Это сравнение является наиболее интересным с точки зрения самохарактеристики героев романа. Обращу внимание, что Атос и Портос сравниваются Дюма с героями античными, в то время как Арамис — с христианским, что уже может указывать на двойственное отношение Дюма к своему герою, которое дойдет до пика в «Виконте де Бражелоне». Почему двойственное? Дело в том, что Дюма-отец, в отличие от многих других романтиков, относился к Церкви и всему, связанному с верой, достаточно критично. Атос и Портос, с другой стороны, тоже не прославляются здесь абсолютно, хотя бы потому, что Аякс, отличавшийся своей силой, был туповат (см. сравнение Аякса и Одиссея в предыдущем посте), Ахилл же — дерзким и жестоким (вспомним концовку «Илиады», строки о том, как Пелеев сын обращается с телом побежденного врага). Простота Портоса становится причиной его гибели, как и принципиальное жестокосердие Атоса (которое, между прочим, заканчивается также, как в случае Ахилла и Патрокла; граф де ла Фер в конце теряет то, что любил больше всего, — своего юного сына).

Арамис и св. Писание

Теперь обратим внимание на то, что христианский контекст в «Трёх мушкетерах» возникает там, где появляется фигура шевалье д’Эрбле.

Иллюстрация Мориса Лелуара
Иллюстрация Мориса Лелуара

Плечо Атоса, перевязь Портоса и платок Арамиса: «Великолепно! — закричали оба приятеля-гвардейца. — Соломонов суд! Арамис, ты в самом деле воплощенная мудрость!» Камео Соломонова суда случается в связи с платком госпожи де Буа-Траси, который выпал из кармана шевалье. Отказываясь от того, что платок якобы принадлежал ему, он предложил одному из мушкетеров поделить его. Употребление метафоры Соломонова суда в этом контексте кажется даже несколько кощунственным, ведь первоначально этот образ воплощал истинную мудрость патриарха, который смог разрешить сложное в правовом отношении дело путем искусной уловки (в то время как решение Арамиса искусным не является).

«Библия, — произнес Арамис, — велит нам верить в них: тень Самуила являлась Саулу, и это догмат веры, который я считаю невозможным брать под сомнение».
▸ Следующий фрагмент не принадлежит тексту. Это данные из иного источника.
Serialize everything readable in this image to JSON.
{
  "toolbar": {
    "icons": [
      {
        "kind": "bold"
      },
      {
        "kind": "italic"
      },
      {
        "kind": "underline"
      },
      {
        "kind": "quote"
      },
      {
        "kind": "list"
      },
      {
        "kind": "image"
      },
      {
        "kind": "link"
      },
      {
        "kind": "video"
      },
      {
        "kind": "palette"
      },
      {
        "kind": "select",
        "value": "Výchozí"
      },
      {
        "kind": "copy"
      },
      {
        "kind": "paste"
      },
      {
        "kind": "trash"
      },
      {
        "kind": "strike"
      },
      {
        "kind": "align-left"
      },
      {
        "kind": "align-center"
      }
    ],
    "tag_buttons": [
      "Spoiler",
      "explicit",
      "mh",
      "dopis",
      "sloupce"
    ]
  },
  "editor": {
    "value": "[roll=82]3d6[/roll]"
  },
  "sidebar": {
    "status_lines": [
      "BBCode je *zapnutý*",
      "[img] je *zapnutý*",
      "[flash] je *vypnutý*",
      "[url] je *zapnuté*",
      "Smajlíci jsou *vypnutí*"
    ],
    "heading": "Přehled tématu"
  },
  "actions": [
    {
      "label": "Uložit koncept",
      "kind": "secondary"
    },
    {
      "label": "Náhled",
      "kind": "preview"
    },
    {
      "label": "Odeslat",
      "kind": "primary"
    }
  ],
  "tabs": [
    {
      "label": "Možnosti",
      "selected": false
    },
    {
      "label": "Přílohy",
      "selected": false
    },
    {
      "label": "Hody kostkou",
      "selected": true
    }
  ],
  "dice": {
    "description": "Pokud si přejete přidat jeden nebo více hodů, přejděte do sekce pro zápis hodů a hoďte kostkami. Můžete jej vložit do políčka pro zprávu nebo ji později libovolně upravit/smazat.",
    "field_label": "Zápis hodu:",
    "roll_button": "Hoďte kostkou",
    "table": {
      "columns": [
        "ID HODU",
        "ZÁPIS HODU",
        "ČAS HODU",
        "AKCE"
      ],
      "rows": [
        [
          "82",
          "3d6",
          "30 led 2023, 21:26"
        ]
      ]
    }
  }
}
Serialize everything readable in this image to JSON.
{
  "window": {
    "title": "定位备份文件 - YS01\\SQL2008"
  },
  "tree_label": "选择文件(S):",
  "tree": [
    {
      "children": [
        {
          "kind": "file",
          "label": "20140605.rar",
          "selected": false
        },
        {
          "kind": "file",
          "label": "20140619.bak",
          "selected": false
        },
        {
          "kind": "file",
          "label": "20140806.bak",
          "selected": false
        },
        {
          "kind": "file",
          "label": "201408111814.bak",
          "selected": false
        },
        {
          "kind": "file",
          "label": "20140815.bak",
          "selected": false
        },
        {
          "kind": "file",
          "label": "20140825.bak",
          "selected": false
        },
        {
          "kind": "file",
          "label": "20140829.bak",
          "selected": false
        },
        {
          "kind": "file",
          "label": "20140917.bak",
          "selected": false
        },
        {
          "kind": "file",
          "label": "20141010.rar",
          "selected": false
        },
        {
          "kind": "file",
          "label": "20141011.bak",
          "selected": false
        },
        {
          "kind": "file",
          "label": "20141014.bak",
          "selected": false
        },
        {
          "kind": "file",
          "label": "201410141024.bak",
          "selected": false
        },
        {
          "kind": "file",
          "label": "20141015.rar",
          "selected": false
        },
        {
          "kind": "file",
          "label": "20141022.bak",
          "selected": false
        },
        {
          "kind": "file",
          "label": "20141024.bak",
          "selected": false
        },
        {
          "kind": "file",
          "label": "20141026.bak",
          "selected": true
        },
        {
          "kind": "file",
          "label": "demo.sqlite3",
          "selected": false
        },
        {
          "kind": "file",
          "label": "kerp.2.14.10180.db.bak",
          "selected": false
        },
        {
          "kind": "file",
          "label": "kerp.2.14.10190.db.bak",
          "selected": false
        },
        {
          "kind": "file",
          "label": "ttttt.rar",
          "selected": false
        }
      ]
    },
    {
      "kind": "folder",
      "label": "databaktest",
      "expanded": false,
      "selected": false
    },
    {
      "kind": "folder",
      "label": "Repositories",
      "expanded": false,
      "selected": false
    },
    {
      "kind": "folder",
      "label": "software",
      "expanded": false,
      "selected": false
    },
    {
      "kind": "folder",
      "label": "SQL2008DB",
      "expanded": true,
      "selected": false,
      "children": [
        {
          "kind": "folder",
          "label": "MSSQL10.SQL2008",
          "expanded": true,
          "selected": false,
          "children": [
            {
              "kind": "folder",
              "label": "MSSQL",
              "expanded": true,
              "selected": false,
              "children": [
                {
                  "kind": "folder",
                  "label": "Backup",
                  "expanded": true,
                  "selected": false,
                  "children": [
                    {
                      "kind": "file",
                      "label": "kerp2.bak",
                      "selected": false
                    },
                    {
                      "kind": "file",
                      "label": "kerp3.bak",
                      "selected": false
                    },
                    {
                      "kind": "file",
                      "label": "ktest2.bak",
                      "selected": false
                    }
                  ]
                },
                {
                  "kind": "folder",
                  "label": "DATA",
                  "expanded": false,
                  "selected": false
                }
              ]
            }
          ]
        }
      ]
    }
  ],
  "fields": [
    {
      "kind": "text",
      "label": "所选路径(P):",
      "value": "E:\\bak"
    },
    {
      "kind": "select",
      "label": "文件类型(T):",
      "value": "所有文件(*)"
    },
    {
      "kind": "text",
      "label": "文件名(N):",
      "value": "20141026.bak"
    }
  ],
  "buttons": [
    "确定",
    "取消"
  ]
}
Этот фрагмент является гораздо более интересным, поскольку в нём шевалье обращается к очень неоднозначному образу из первой книги Царств, к истории аэндорской волшебницы. Саул, готовясь к битве с фимистимлянами, хочет узнать, каков будет исход сражения. «И вопросил Саул Господа; но Господь не отвечал ему ни во сне, ни чрез урим, ни чрез пророков» (1-я Царств, 28:6). Не получив ответа от Господа, он вопросил колдунью, которая и принесла ему — устами Самуила — ответ о поражении израильского войска. Это единственный момент, когда в Библии приводится пример явного общения с духами, пример колдовства-некромантии. Однако вера в призраков не является церковным догматом, напротив, нередко интерпретаторы говорят о том, что дух, явившийся Саулу — это демон, обрядившийся Самуилом. Таким образом, Дюма вновь иронизирует: либо устами Арамиса над христианством, либо — применяя метаиронию — над Арамисом.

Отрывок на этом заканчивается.